I am running DESeq using 3 different designs for the same set of data. I have 157 human samples (RNAseq) and I am performing differential gene expression analysis comparing 2 phenotypes (insulin resistant vs insulin sensitive). For 2 of the 3 designs, deseq runs smoothly but for the 3rd summary(res) reports thousands of outliers. I have followed the instructions of the documentation and the posts from this forum and I have set DESeq with minReplicatesForReplace=Inf and results with cooksCutoff=FALSE. I am positive my dataset doesn't have outliers and I would like to understand why for 2 of the 3 models deseq runs without problems and for the 3rd the method for flagging outliers is not appropriate for the distribution of counts in my data and should be turned off ?

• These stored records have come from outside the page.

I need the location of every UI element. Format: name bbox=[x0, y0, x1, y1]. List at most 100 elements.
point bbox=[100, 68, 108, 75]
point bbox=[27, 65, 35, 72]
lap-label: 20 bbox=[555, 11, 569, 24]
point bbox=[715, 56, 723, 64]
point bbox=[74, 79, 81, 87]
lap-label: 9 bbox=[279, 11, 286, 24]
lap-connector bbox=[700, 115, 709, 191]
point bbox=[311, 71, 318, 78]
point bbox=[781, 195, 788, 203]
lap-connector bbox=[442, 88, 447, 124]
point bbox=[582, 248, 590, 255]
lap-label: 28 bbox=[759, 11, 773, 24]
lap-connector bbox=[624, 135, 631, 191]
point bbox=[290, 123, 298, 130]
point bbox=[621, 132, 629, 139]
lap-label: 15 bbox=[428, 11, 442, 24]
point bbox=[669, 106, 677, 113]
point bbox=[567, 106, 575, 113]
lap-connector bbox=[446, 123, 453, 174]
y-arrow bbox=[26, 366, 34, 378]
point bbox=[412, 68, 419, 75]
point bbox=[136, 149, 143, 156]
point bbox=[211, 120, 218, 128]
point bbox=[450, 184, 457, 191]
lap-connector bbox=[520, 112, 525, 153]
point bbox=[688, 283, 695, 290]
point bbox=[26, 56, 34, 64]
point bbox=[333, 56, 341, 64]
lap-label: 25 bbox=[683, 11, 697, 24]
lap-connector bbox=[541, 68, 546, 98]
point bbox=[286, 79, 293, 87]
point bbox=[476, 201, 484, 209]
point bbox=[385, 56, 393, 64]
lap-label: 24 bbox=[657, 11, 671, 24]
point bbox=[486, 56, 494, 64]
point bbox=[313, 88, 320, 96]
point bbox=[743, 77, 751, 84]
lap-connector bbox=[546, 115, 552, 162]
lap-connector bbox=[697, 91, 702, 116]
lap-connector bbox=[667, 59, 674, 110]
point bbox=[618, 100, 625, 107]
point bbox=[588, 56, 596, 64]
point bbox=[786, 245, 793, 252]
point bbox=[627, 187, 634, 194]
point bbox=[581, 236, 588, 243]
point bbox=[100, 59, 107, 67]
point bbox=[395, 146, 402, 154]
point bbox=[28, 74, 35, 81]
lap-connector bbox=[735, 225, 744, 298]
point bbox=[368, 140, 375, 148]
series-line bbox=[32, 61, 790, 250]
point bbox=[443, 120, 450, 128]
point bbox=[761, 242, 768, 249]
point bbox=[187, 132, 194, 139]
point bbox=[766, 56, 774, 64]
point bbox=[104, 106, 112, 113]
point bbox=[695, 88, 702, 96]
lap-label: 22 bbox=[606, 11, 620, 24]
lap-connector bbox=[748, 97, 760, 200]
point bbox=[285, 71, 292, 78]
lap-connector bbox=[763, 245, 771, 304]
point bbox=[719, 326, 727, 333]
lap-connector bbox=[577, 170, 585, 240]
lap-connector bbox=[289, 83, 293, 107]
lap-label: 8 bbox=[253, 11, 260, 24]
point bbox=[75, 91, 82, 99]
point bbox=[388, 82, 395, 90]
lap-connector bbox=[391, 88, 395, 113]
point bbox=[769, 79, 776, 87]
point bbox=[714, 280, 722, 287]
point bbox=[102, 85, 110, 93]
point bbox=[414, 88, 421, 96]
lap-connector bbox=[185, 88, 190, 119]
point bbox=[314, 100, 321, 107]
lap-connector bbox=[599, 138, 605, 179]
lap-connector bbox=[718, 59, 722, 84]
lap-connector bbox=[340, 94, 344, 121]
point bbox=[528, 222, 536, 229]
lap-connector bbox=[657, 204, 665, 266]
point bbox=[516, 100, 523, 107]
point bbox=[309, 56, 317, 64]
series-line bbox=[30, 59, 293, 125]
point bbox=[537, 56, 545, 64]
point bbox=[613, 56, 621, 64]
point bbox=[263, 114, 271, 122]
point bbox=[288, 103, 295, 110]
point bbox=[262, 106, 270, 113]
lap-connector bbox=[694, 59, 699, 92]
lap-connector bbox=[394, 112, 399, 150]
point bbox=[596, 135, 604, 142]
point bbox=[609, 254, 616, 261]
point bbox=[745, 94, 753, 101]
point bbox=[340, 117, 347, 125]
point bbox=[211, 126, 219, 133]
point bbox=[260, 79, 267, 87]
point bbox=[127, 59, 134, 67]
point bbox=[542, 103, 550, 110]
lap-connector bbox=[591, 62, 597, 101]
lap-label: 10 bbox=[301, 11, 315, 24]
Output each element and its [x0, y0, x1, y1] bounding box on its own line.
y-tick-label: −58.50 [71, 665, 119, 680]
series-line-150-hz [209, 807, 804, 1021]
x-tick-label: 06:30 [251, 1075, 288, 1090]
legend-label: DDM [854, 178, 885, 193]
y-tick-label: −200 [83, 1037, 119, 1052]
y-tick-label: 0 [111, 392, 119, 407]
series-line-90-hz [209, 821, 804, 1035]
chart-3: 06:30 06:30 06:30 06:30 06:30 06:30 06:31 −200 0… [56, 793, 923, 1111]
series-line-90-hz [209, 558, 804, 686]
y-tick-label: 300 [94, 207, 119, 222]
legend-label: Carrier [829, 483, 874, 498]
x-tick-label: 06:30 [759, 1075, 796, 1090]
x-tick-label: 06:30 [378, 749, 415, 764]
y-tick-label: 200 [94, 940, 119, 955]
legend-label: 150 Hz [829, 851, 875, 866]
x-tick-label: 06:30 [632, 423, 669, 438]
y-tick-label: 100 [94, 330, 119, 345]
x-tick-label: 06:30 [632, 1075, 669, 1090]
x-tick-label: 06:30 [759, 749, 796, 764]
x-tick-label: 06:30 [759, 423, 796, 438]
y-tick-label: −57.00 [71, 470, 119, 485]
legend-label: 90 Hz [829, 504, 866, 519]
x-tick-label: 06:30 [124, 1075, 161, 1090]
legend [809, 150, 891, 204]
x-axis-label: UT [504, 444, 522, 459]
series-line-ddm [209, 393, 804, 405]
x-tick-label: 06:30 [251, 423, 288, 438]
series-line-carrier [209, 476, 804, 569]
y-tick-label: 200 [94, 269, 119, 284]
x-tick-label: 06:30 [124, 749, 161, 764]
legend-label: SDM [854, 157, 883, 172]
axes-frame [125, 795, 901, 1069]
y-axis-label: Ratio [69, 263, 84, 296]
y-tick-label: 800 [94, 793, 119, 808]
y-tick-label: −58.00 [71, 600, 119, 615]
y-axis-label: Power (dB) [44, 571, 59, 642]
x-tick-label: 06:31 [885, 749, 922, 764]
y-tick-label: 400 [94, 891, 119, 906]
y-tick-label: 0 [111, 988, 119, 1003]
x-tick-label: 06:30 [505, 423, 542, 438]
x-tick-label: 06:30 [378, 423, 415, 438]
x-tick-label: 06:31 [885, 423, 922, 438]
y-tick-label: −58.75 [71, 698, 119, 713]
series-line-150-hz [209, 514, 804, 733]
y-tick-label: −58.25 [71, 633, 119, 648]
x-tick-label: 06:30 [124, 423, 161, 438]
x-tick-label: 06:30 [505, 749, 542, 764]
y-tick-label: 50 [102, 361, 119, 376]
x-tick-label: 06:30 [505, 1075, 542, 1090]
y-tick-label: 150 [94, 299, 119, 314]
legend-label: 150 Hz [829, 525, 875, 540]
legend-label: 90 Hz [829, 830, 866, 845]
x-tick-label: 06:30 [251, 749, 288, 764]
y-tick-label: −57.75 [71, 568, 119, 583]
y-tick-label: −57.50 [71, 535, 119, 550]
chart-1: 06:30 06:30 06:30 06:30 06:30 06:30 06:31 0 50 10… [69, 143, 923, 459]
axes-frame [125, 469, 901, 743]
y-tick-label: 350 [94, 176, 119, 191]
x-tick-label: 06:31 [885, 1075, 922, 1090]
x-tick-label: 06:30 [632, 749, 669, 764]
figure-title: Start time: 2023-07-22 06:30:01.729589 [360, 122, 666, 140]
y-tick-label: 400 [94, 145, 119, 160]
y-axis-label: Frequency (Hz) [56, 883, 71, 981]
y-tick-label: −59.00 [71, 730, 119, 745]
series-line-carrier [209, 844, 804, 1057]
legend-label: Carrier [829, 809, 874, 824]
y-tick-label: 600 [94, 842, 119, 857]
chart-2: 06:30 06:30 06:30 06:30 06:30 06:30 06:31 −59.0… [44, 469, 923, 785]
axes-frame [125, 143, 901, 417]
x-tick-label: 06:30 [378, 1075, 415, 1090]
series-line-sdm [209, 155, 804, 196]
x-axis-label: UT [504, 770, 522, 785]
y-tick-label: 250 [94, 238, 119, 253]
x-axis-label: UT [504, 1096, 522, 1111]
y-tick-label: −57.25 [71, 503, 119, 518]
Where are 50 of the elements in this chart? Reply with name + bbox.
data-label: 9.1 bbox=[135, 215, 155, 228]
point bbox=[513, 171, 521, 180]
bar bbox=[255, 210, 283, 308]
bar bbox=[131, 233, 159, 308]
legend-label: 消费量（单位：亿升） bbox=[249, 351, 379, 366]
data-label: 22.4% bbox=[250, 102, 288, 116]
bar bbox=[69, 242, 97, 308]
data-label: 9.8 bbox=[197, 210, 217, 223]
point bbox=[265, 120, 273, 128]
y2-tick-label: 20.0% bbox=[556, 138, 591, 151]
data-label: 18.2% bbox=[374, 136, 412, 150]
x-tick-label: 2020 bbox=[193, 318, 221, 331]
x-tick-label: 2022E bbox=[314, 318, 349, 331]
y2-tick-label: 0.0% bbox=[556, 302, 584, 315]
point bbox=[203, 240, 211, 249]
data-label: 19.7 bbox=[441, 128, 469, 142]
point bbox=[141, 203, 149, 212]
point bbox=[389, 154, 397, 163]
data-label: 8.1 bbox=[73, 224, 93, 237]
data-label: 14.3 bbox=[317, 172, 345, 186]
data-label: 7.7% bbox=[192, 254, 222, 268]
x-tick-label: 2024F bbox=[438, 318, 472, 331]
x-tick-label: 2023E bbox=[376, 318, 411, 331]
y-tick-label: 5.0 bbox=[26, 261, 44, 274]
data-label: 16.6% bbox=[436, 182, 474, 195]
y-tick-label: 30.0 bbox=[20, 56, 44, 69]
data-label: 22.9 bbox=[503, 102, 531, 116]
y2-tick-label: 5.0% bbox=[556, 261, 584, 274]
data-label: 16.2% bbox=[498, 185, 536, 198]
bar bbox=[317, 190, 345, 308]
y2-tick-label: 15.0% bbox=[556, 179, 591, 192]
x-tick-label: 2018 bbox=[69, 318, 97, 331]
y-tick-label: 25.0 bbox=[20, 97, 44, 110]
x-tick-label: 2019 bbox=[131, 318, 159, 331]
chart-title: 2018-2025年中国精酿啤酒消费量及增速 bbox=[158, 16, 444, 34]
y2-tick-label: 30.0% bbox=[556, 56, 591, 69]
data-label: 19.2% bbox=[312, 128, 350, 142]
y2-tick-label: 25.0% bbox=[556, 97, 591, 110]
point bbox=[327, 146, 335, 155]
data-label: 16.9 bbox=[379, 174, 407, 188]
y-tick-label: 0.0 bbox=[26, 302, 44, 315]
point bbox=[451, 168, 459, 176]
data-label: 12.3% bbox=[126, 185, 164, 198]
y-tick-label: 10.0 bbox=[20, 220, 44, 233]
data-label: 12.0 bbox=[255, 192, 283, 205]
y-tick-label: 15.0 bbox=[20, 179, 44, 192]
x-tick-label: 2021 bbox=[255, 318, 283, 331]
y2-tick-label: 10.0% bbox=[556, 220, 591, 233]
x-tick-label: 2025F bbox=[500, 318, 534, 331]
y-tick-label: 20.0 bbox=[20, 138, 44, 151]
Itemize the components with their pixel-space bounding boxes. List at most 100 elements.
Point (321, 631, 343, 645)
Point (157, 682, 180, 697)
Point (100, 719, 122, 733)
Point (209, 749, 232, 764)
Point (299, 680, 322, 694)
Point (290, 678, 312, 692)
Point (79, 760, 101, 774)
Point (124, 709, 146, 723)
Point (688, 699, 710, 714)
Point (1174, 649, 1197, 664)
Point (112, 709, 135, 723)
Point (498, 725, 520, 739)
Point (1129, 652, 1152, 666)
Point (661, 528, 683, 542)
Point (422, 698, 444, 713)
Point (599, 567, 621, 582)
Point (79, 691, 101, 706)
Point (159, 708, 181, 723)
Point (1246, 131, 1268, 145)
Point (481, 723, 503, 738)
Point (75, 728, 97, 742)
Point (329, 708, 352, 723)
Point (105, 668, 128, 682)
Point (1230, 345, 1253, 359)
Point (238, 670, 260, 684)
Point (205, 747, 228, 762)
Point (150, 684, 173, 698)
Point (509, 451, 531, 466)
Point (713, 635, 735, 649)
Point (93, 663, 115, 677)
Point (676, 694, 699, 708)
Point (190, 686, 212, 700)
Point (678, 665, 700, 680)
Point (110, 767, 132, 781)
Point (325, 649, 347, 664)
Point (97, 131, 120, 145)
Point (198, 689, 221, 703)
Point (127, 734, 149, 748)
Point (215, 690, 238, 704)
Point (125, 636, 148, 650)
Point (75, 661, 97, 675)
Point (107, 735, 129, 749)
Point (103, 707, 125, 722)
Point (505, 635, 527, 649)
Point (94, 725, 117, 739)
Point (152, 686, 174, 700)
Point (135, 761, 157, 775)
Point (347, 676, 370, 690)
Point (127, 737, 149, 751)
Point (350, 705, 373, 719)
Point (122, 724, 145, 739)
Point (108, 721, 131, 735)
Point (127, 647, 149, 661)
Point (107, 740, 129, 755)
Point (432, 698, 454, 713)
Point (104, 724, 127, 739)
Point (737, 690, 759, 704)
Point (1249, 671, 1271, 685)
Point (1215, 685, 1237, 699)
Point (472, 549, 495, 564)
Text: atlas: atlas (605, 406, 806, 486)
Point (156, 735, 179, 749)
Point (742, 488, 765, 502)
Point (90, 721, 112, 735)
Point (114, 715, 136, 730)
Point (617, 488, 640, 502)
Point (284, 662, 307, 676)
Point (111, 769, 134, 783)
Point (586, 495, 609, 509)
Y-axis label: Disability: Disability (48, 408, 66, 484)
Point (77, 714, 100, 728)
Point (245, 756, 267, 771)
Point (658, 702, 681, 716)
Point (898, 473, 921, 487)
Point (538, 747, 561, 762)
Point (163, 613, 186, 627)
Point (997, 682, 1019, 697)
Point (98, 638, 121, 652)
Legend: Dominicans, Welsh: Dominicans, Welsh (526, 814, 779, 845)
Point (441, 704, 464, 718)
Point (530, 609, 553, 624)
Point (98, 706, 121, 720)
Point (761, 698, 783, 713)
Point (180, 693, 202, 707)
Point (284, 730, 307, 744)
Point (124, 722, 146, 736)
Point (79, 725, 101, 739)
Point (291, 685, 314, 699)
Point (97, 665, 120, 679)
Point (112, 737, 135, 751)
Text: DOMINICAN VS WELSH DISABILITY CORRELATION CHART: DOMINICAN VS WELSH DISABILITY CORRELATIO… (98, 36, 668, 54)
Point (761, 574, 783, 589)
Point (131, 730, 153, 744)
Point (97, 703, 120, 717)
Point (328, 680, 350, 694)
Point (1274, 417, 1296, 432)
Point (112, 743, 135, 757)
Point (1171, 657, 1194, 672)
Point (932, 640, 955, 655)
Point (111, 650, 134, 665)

- model 1: corrects for sex, BMI and age
- model 2: corrects for sex, BMI ,age and differences in cell type composition
- model 3: corrects for sex, BMI ,age, lipid & glucose lowering medication and differences in cell type composition
Models 2 & 3 run without any errors. Model 1 reported thousands of outliers (before I turned it off). Could someone explain to me why? I understand that each model corrects for different things obviously and the designs are the not the same. I consider model 1 a simple (classical) design and I was quite frankly surprised that the method for flagging out outliers was not appropriate for that design but it is for the other 2.
That is clear! I get it now. Thank you.